Dopo una partita vinta dalla squadra che allena attualmente, il Tottenham, il prode Mou ha messo in Rete la testimonianza del modo scelto dai suoi giocatori per festeggiare negli spogliatoi il successo appena conquistato sul campo contro il Burnley. Complimenti reciproci? Zero virgola zero. Cori? No. Pacche sulle spalle? Figurarsi. Applausi ritmati? Ma per carità: tutti attaccati ai cellulari, tutti intenti a sparare tweet, a scribacchiare su WhatsApp, a mettere ’mi piace’ su Facebook, a pubblicare una breve storia su Instagram. Ognuno per conto suo. Universi paralleli che nemmeno si sfiorano. Si gioca, si corre, ci si affanna insieme, d’accordo. Ma poi, ciao. "Dopo una grande vittoria, in una partita molto dura... è il segno dei tempi", scrive sconsolato lo Special One.

Ammettiamolo: a chi non è capitato? Quanti pranzi di famiglia sono stati scanditi dal ’beep’ di messaggi e notifiche in arrivo senza interruzione e senza pausa? Quanti dialoghi sono stati frantumati, spezzettati, disintegrati dalla presenza (si fa per dire) di invisibili interlocutori virtuali, distinti e distanti, remoti, lontani e però incombenti? Quante sofferenze psicologiche sono rimaste tali, perché tanto chi hai di fronte sta con la testa sui social, deve rispondere a una mail urgente, deve scaricare un video e bla bla bla?
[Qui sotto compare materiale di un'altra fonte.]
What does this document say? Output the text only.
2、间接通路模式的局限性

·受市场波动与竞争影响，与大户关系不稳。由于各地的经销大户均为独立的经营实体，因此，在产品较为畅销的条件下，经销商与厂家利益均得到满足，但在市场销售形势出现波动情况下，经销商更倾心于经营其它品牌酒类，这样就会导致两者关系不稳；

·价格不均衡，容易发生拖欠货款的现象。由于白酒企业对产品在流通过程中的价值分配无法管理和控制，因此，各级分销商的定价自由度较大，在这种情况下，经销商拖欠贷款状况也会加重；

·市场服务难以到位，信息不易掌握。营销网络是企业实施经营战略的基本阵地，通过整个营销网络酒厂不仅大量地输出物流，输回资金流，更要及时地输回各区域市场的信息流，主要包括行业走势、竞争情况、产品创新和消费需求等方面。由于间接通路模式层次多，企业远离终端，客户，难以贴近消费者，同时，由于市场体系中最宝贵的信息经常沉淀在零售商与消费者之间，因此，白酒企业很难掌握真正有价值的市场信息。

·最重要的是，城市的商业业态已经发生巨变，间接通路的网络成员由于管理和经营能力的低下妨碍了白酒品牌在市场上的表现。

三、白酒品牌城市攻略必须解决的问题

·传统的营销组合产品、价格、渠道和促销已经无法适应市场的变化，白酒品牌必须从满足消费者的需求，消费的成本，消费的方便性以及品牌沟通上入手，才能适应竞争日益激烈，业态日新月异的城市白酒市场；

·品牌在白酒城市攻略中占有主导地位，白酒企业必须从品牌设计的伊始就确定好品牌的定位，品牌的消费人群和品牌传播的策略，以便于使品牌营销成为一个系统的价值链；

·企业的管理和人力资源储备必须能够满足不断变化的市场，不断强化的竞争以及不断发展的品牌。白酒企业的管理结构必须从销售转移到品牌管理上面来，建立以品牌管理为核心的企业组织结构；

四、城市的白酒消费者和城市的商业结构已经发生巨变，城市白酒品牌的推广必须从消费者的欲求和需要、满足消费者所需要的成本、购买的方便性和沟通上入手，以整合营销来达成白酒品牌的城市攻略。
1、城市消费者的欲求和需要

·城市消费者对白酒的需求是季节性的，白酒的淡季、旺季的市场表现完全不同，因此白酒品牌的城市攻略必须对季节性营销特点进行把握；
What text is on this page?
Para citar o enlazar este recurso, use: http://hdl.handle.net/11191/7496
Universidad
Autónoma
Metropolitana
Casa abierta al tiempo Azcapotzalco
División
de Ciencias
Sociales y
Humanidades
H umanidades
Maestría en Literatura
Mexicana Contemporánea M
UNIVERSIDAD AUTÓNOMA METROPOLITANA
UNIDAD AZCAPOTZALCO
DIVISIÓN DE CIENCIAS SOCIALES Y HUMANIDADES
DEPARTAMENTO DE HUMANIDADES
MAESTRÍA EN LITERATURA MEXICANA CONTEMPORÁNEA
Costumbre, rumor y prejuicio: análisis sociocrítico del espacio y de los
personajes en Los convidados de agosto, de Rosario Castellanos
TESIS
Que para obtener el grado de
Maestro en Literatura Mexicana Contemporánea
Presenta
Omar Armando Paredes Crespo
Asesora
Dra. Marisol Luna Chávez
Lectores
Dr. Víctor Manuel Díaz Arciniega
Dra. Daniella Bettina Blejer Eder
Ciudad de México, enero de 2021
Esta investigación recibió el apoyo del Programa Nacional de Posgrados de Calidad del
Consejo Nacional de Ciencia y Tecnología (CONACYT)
Intendiamoci bene: José Mourinho ha scoperto l’acqua calda e peraltro lo sa perfettamente. Io e tanti altri colleghi abbiamo scritto i primi articoli sulla dipendenza dal cellulare più di dieci anni fa. Lo smartphone numero uno di Steve Jobs venne a cambiare le nostre esistenze e le nostre abitudini in maniera subdola e sublime al tempo stesso. Volevamo avere l’universo in tasca: ce lo abbiamo. Un giorno, forse, ci dispiacerà.

In breve. Indietro non si torna, ci mancherebbe. Ma ne valeva la pena, fino in fondo? Siamo padroni del nostro comunicare o ne siamo ostaggi? Siamo più liberi di una volta o siamo volontariamente prigionieri?

Temo che tra dieci anni dovrò aggiornare questo articolo.